Although such a profession invokes this responsibility, it is the treatment of Kean that is causing such debate. Fans are duly respected for showing concern for their club. They are the driving force behind any team through the commitment of time, moneys and efforts which help to progress teams in the 21st Century era. But in the height of a relegation battle, and at a time in where the team and the club need to unite, in Redknapp’s words the “horrific” treatment of Kean is not of any benefit and needs to be stopped if Blackburn are to escape their plight.
The LMA noted: “It is to Steve’s significant credit that he has shouldered this continued onslaught with dignity and professionalism and has continued to work with his players to try to improve results on the pitch.” With no public backing, Kean has been left entirely isolated, becoming the predominant scapegoat and receiving the criticism. As West Ham United and Avram Grant witnessed in the previous premier league season, fighting the relegation battle is harder with little backing from the fans upon their manager.
It must also be understood that the dismissal of Kean would not necessarily be the answer to their ongoing problems. Firing Kean would open a transition phase. Such a phase leaves the owners having to find a suitable replacement who is willing to enter a role with heightened expectations, demands and tension. The transition phase would also foresee football games of trial and error with the new manager implementing his tactics, his ideas and his philosophy amidst the group.
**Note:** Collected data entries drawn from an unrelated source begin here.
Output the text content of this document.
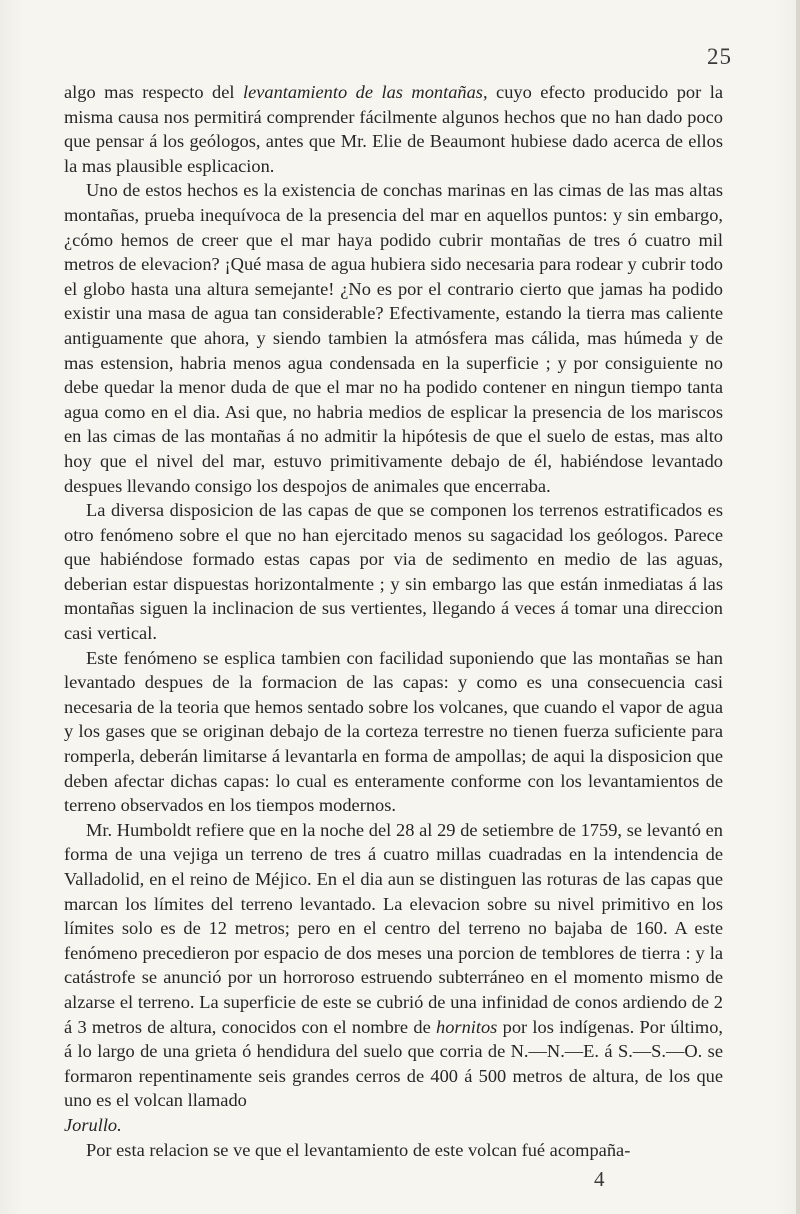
25

algo mas respecto del levantamiento de las montañas, cuyo efecto producido por la misma causa nos permitirá comprender fácilmente algunos hechos que no han dado poco que pensar á los geólogos, antes que Mr. Elie de Beaumont hubiese dado acerca de ellos la mas plausible esplicacion.

Uno de estos hechos es la existencia de conchas marinas en las cimas de las mas altas montañas, prueba inequívoca de la presencia del mar en aquellos puntos: y sin embargo, ¿cómo hemos de creer que el mar haya podido cubrir montañas de tres ó cuatro mil metros de elevacion? ¡Qué masa de agua hubiera sido necesaria para rodear y cubrir todo el globo hasta una altura semejante! ¿No es por el contrario cierto que jamas ha podido existir una masa de agua tan considerable? Efectivamente, estando la tierra mas caliente antiguamente que ahora, y siendo tambien la atmósfera mas cálida, mas húmeda y de mas estension, habria menos agua condensada en la superficie ; y por consiguiente no debe quedar la menor duda de que el mar no ha podido contener en ningun tiempo tanta agua como en el dia. Asi que, no habria medios de esplicar la presencia de los mariscos en las cimas de las montañas á no admitir la hipótesis de que el suelo de estas, mas alto hoy que el nivel del mar, estuvo primitivamente debajo de él, habiéndose levantado despues llevando consigo los despojos de animales que encerraba.

La diversa disposicion de las capas de que se componen los terrenos estratificados es otro fenómeno sobre el que no han ejercitado menos su sagacidad los geólogos. Parece que habiéndose formado estas capas por via de sedimento en medio de las aguas, deberian estar dispuestas horizontalmente ; y sin embargo las que están inmediatas á las montañas siguen la inclinacion de sus vertientes, llegando á veces á tomar una direccion casi vertical.

Este fenómeno se esplica tambien con facilidad suponiendo que las montañas se han levantado despues de la formacion de las capas: y como es una consecuencia casi necesaria de la teoria que hemos sentado sobre los volcanes, que cuando el vapor de agua y los gases que se originan debajo de la corteza terrestre no tienen fuerza suficiente para romperla, deberán limitarse á levantarla en forma de ampollas; de aqui la disposicion que deben afectar dichas capas: lo cual es enteramente conforme con los levantamientos de terreno observados en los tiempos modernos.

Mr. Humboldt refiere que en la noche del 28 al 29 de setiembre de 1759, se levantó en forma de una vejiga un terreno de tres á cuatro millas cuadradas en la intendencia de Valladolid, en el reino de Méjico. En el dia aun se distinguen las roturas de las capas que marcan los límites del terreno levantado. La elevacion sobre su nivel primitivo en los límites solo es de 12 metros; pero en el centro del terreno no bajaba de 160. A este fenómeno precedieron por espacio de dos meses una porcion de temblores de tierra : y la catástrofe se anunció por un horroroso estruendo subterráneo en el momento mismo de alzarse el terreno. La superficie de este se cubrió de una infinidad de conos ardiendo de 2 á 3 metros de altura, conocidos con el nombre de hornitos por los indígenas. Por último, á lo largo de una grieta ó hendidura del suelo que corria de N.—N.—E. á S.—S.—O. se formaron repentinamente seis grandes cerros de 400 á 500 metros de altura, de los que uno es el volcan llamado
Jorullo.

Por esta relacion se ve que el levantamiento de este volcan fué acompaña-

4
With a quarter of the season completed, and a 5 point gap opening from 20th to the safe 17th place, would the dismissal of Kean be enough to save Rovers from relegation?
Steve Kean’s reign is his first in management and it would come as no surprise if the odds on favourite would lose his battle and his job before the close of 2011. But with the running of the club also in disarray, it looks as though a restructuring programme may be the only hope. With the ongoing Michel Salgado affair relating to a contract renewal through appearance clauses, Kean is being seen as the sole entity that is weakening survival chances, when in fact he is just a microcosm to the wider complications of a struggling football club.